Calibration three: sector-context-specific risk profile. The harassment risks differ materially by sector. NHS clinical contexts, financial services trading floors, university academic populations, police-sector contexts each have specific risk profiles. Our diagnostic work identifies the sector-specific profile and the design addresses it.
Calibration four: leadership-behaviour focus. Most workplace harassment is enabled or prevented by leadership behaviour rather than by individual conduct alone. Our design addresses the leadership-behaviour gap explicitly, which the EHRC guidance increasingly expects.
Calibration five: ongoing-reinforcement architecture. The EHRC guidance expects ongoing reinforcement, not one-off training. Our six-week embedding plus 3, 6 and 12-month measurement architecture produces the ongoing reinforcement profile the guidance expects.
What Sidestream's Harassment Prevention Training Looks Like in Practice
The workshop typically runs at the client's London office or at a Sidestream-recommended venue. Professional actors arrive with the lead facilitator. The room is configured for active rehearsal. The cohort arrives and is welcomed with brief framing of the workshop intention, the Worker Protection Act context, and the structured-rehearsal methodology.
The first scenario opens. The scenario presents a workplace situation drawn from the cohort's specific operational reality: a meeting where inappropriate comment goes unaddressed, a corridor moment where a colleague is being made uncomfortable, a team dynamic where exclusion is happening subtly, a disclosure conversation where a colleague is reporting an incident. Professional actors play the relevant roles. A cohort participant takes the bystander or response role.

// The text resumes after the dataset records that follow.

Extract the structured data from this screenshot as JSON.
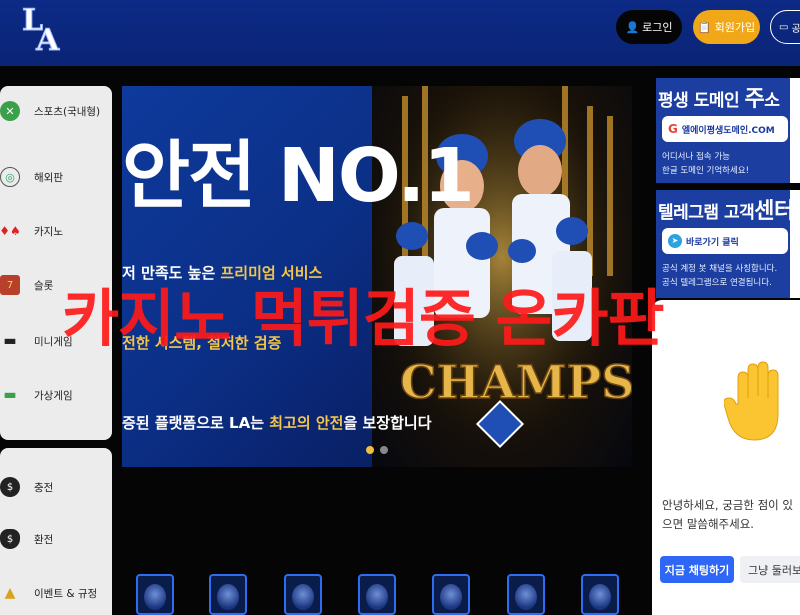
{
  "header": {
    "logo_alt": "LA",
    "login_label": "로그인",
    "signup_label": "회원가입",
    "extra_label": "공지"
  },
  "sidebar": {
    "menu_primary": [
      {
        "label": "스포츠(국내형)",
        "icon": "sports-icon"
      },
      {
        "label": "해외판",
        "icon": "globe-icon"
      },
      {
        "label": "카지노",
        "icon": "cards-icon"
      },
      {
        "label": "슬롯",
        "icon": "slot-machine-icon"
      },
      {
        "label": "미니게임",
        "icon": "gamepad-icon"
      },
      {
        "label": "가상게임",
        "icon": "virtual-game-icon"
      }
    ],
    "menu_secondary": [
      {
        "label": "충전",
        "icon": "coin-icon"
      },
      {
        "label": "환전",
        "icon": "money-bag-icon"
      },
      {
        "label": "이벤트 & 규정",
        "icon": "event-icon"
      }
    ]
  },
  "banner": {
    "headline": "안전 NO.1",
    "line1_prefix": "저 만족도 높은 ",
    "line1_highlight": "프리미엄 서비스",
    "line2_prefix": "전한 시스템, 철저한 검증",
    "line3_prefix": "증된 플랫폼으로 LA는 ",
    "line3_highlight": "최고의 안전",
    "line3_suffix": "을 보장합니다",
    "champs_text": "CHAMPS"
  },
  "promo1": {
    "title_a": "평생 도메인 ",
    "title_b": "주",
    "title_c": "소",
    "pill_text": "엘에이평생도메인.COM",
    "line1": "어디서나 접속 가능",
    "line2": "한글 도메인 기억하세요!"
  },
  "promo2": {
    "title_a": "텔레그램 고객",
    "title_b": "센터",
    "pill_text": "바로가기 클릭",
    "line1": "공식 계정 봇 채널을 사칭합니다.",
    "line2": "공식 텔레그램으로 연결됩니다."
  },
  "chat": {
    "message": "안녕하세요, 궁금한 점이 있으면 말씀해주세요.",
    "primary_button": "지금 채팅하기",
    "secondary_button": "그냥 둘러보기"
  },
  "watermark": "카지노 먹튀검증 온카판",
  "colors": {
    "header_bg": "#0c2a86",
    "signup": "#f0a818",
    "watermark": "#ff1a1a",
    "chat_primary": "#2e66f5"
  }
}
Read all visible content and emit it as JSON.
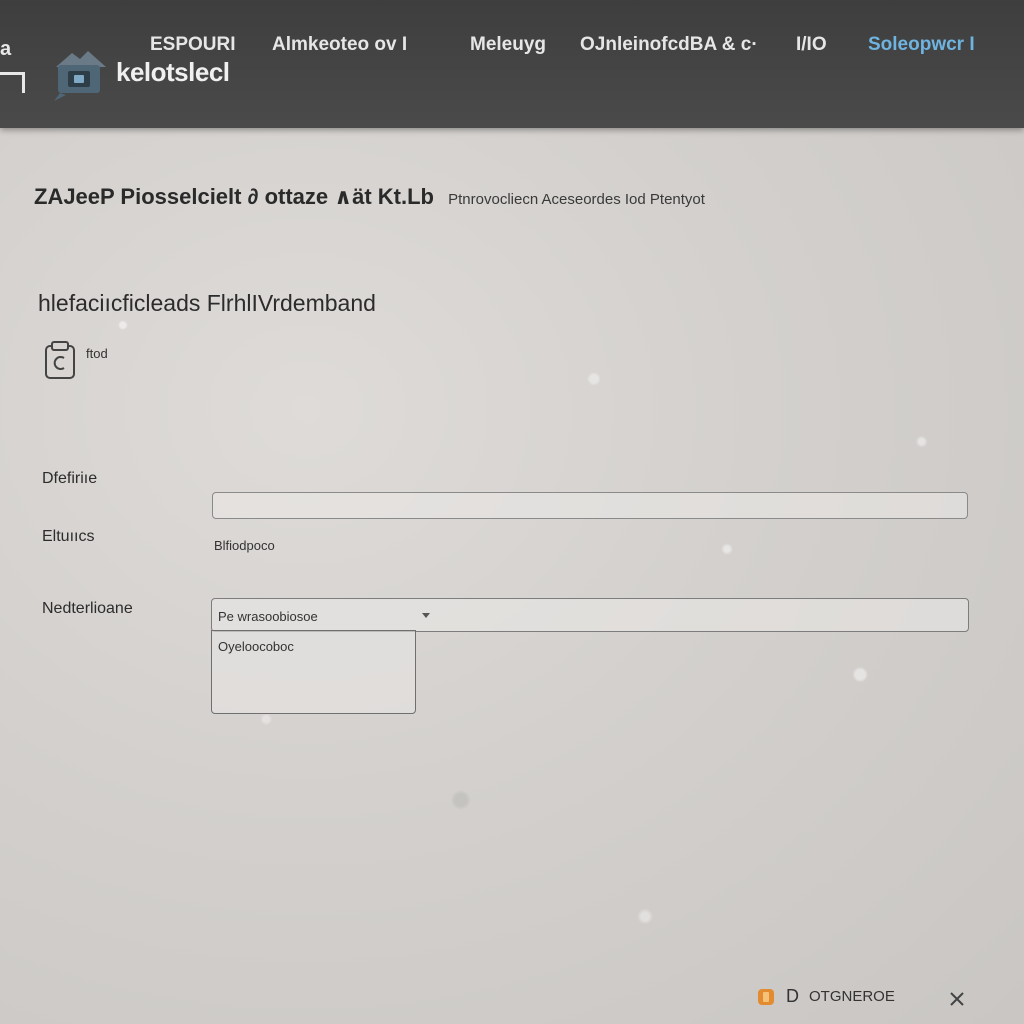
{
  "header": {
    "corner_label": "a",
    "brand_name": "kelotslecl",
    "nav": [
      {
        "label": "ESPOURI"
      },
      {
        "label": "Almkeoteo ov I"
      },
      {
        "label": "Meleuyg"
      },
      {
        "label": "OJnleinofcdBA & c·"
      },
      {
        "label": "I/IO"
      },
      {
        "label": "Soleopwcr I"
      }
    ],
    "accent_color": "#6fb4e0"
  },
  "headline": {
    "title": "ZAJeeP Piosselcielt ∂ ottaze ∧ät Kt.Lb",
    "subtitle": "Ptnrovocliecn Aceseordes Iod Ptentyot"
  },
  "section": {
    "title": "hlefaciıcficleads FlrhlIVrdemband",
    "document_label": "ftod"
  },
  "form": {
    "field1_label": "Dfefiriıe",
    "field1_value": "",
    "field2_label": "Eltuııcs",
    "field2_value": "Blfiodpoco",
    "field3_label": "Nedterlioane",
    "field3_selected": "Pe wrasoobiosoe",
    "field3_options": [
      "Oyeloocoboc"
    ]
  },
  "footer": {
    "letter": "D",
    "status_text": "OTGNEROE",
    "icon_color": "#e38b2f"
  }
}
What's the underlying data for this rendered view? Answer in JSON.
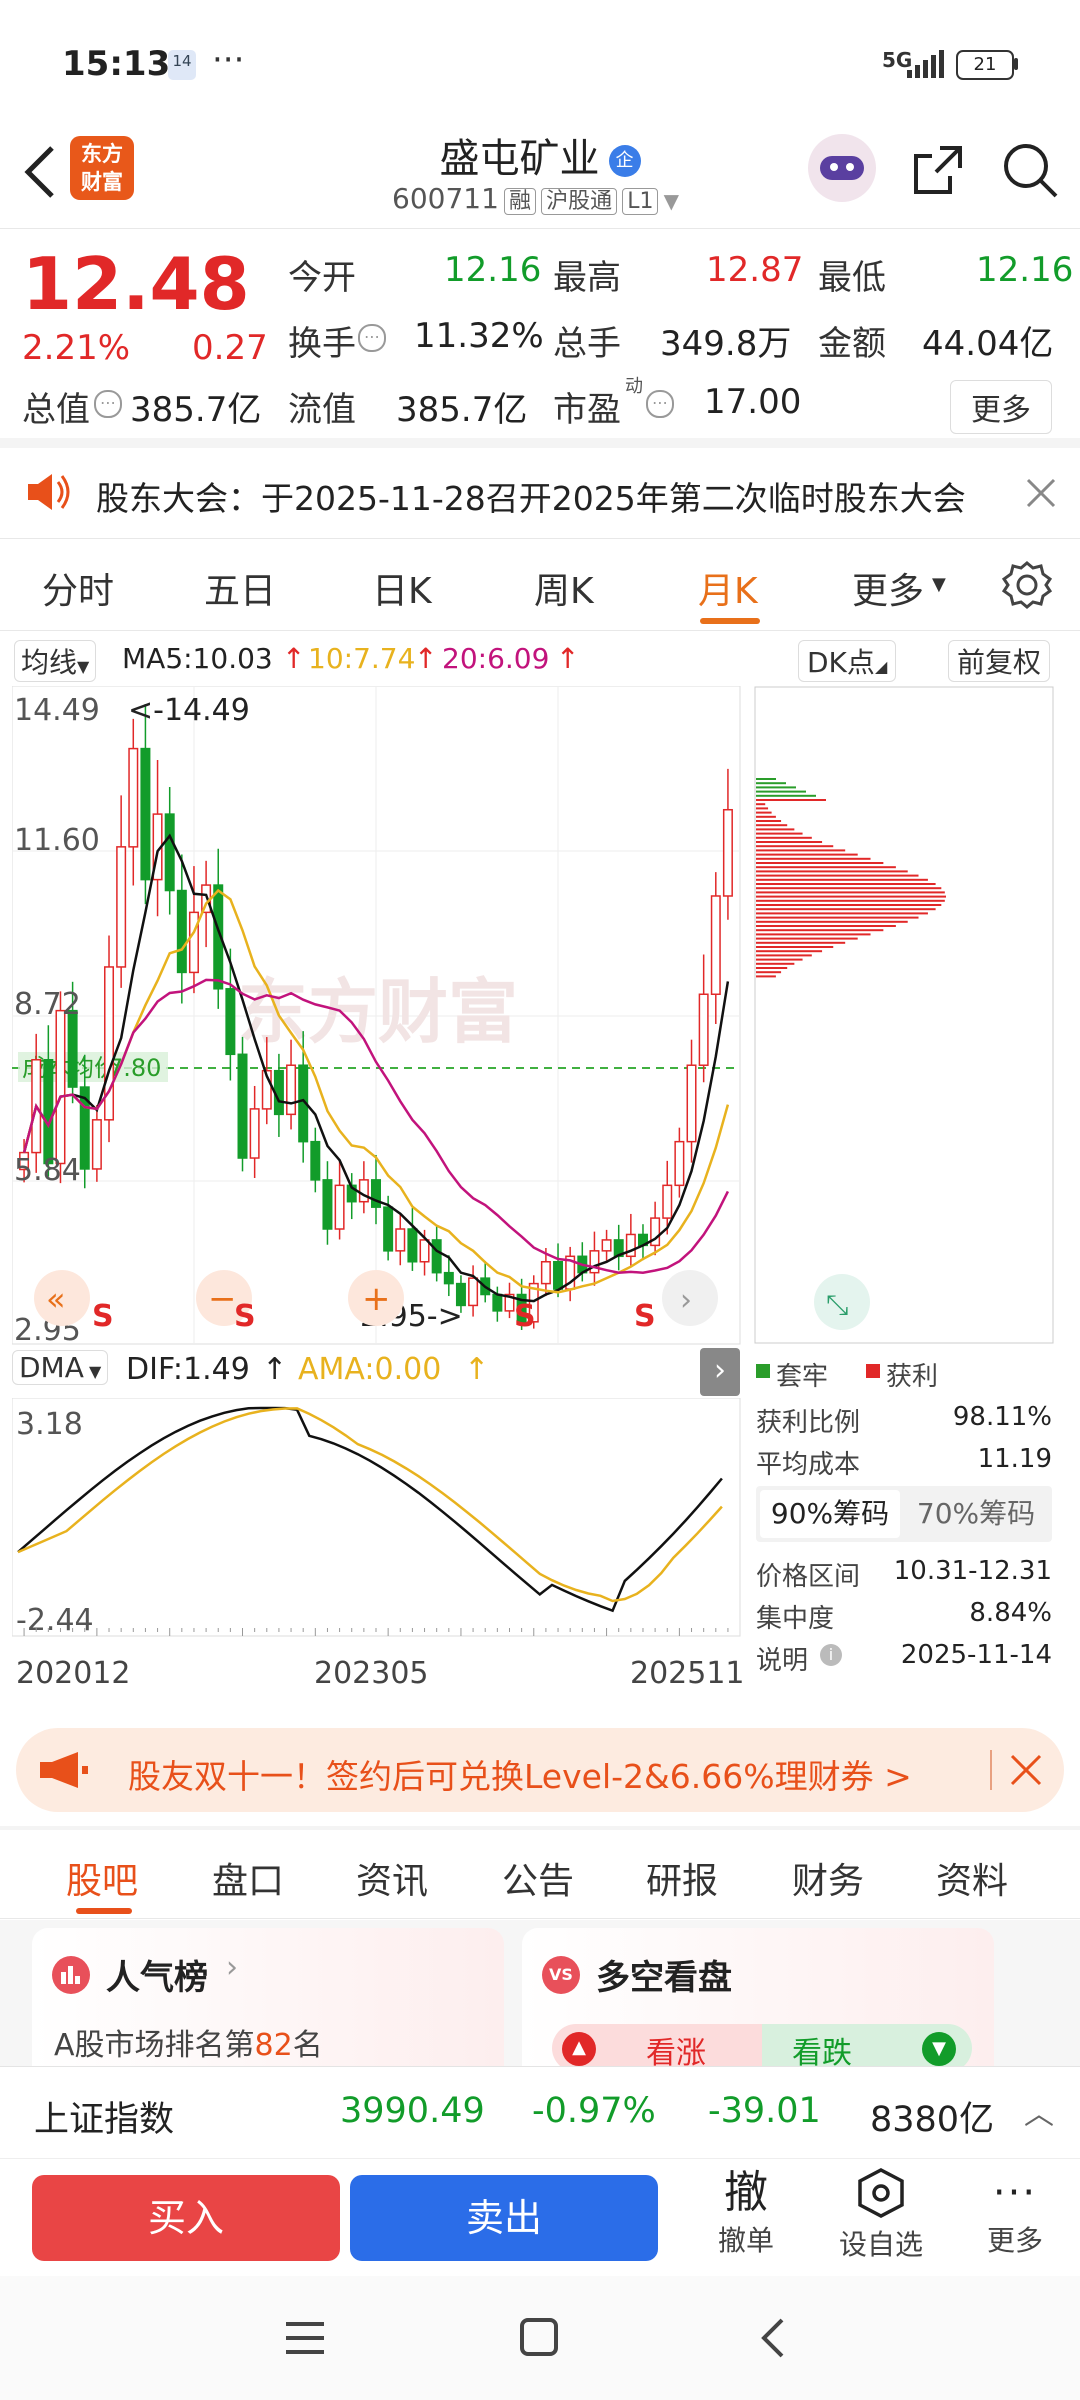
{
  "status_bar": {
    "time": "15:13",
    "notif_badge": "14",
    "dots": "···",
    "signal": "5G",
    "battery": "21"
  },
  "header": {
    "logo_text": "东方\n财富",
    "stock_name": "盛屯矿业",
    "verified_badge": "企",
    "code": "600711",
    "tags": [
      "融",
      "沪股通",
      "L1"
    ]
  },
  "quote": {
    "price": "12.48",
    "change_pct": "2.21%",
    "change_amt": "0.27",
    "open_label": "今开",
    "open": "12.16",
    "high_label": "最高",
    "high": "12.87",
    "low_label": "最低",
    "low": "12.16",
    "turnover_label": "换手",
    "turnover": "11.32%",
    "volume_label": "总手",
    "volume": "349.8万",
    "amount_label": "金额",
    "amount": "44.04亿",
    "mktcap_label": "总值",
    "mktcap": "385.7亿",
    "float_label": "流值",
    "float": "385.7亿",
    "pe_label": "市盈",
    "pe_sup": "动",
    "pe": "17.00",
    "more_button": "更多"
  },
  "notice": {
    "text": "股东大会：于2025-11-28召开2025年第二次临时股东大会"
  },
  "chart_tabs": {
    "items": [
      "分时",
      "五日",
      "日K",
      "周K",
      "月K",
      "更多"
    ],
    "active_index": 4
  },
  "indicator_bar": {
    "ma_select": "均线",
    "ma5": "MA5:10.03",
    "ma10": "10:7.74",
    "ma20": "20:6.09",
    "dk_button": "DK点",
    "adjust_button": "前复权"
  },
  "kline": {
    "y_labels": [
      "14.49",
      "11.60",
      "8.72",
      "5.84",
      "2.95"
    ],
    "max_marker": "<-14.49",
    "min_marker": "2.95->",
    "cost_label": "成本均价",
    "cost_value": "7.80",
    "s_marks": [
      "S",
      "S",
      "S",
      "S"
    ],
    "watermark": "东方财富"
  },
  "dma": {
    "select": "DMA",
    "dif": "DIF:1.49",
    "ama": "AMA:0.00",
    "y_top": "3.18",
    "y_bottom": "-2.44",
    "x_labels": [
      "202012",
      "202305",
      "202511"
    ]
  },
  "chip_panel": {
    "legend_trapped": "套牢",
    "legend_profit": "获利",
    "profit_ratio_label": "获利比例",
    "profit_ratio": "98.11%",
    "avg_cost_label": "平均成本",
    "avg_cost": "11.19",
    "tab_90": "90%筹码",
    "tab_70": "70%筹码",
    "range_label": "价格区间",
    "range": "10.31-12.31",
    "concentration_label": "集中度",
    "concentration": "8.84%",
    "note_label": "说明",
    "note_date": "2025-11-14"
  },
  "promo": {
    "text": "股友双十一！签约后可兑换Level-2&6.66%理财券 >"
  },
  "section_tabs": {
    "items": [
      "股吧",
      "盘口",
      "资讯",
      "公告",
      "研报",
      "财务",
      "资料"
    ],
    "active_index": 0
  },
  "cards": {
    "popularity_title": "人气榜",
    "popularity_text_prefix": "A股市场排名第",
    "popularity_rank": "82",
    "popularity_text_suffix": "名",
    "duokong_title": "多空看盘",
    "bull": "看涨",
    "bear": "看跌"
  },
  "index_bar": {
    "name": "上证指数",
    "value": "3990.49",
    "pct": "-0.97%",
    "change": "-39.01",
    "amount": "8380亿"
  },
  "actions": {
    "buy": "买入",
    "sell": "卖出",
    "cancel_icon": "撤",
    "cancel": "撤单",
    "set_watch": "设自选",
    "more": "更多"
  },
  "colors": {
    "up": "#e12828",
    "down": "#129c2a",
    "accent": "#e8701a",
    "ma10": "#e8b21e",
    "ma20": "#c2137c",
    "sell_blue": "#2b6de8"
  },
  "chart_data": {
    "type": "candlestick",
    "period": "monthly",
    "x_labels": [
      "202012",
      "202305",
      "202511"
    ],
    "price_range": [
      2.95,
      14.49
    ],
    "highest": 14.49,
    "lowest": 2.95,
    "last_close": 12.48,
    "ma": {
      "MA5": 10.03,
      "MA10": 7.74,
      "MA20": 6.09
    },
    "dma": {
      "DIF": 1.49,
      "AMA": 0.0,
      "range": [
        -2.44,
        3.18
      ]
    }
  }
}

The scenario unfolds. The facilitator may pause at moments where behavioural observation becomes possible. A structured debrief identifies the specific observable behaviours, names them, connects them to the EHRC guidance and the broader regulatory framework. The scenario is rehearsed again with the learning incorporated. The cycle continues across multiple scenarios targeting different harassment-prevention behaviours. The workshop ends with consolidation, identifying the specific behavioural commitments each participant is taking forward.
The structure differs from conventional harassment training in concrete ways. The room is not a classroom with rows of seats. The activity is not slide-deck delivery or quiz completion. The actors are professional performers playing realistic colleague and witness roles. The output is observable behavioural change with documented evidence trail rather than completion certificates.
Can Sidestream's harassment prevention training accommodate hybrid and remote workforces?
Yes, with calibration. In-person delivery produces strongest behavioural-outcome confidence. For hybrid and remote workforces, we structure engagements around an in-person core workshop combined with structured pre and post-workshop work for distributed elements. For fully-remote contexts, video-led adaptations are available with reduced outcome confidence.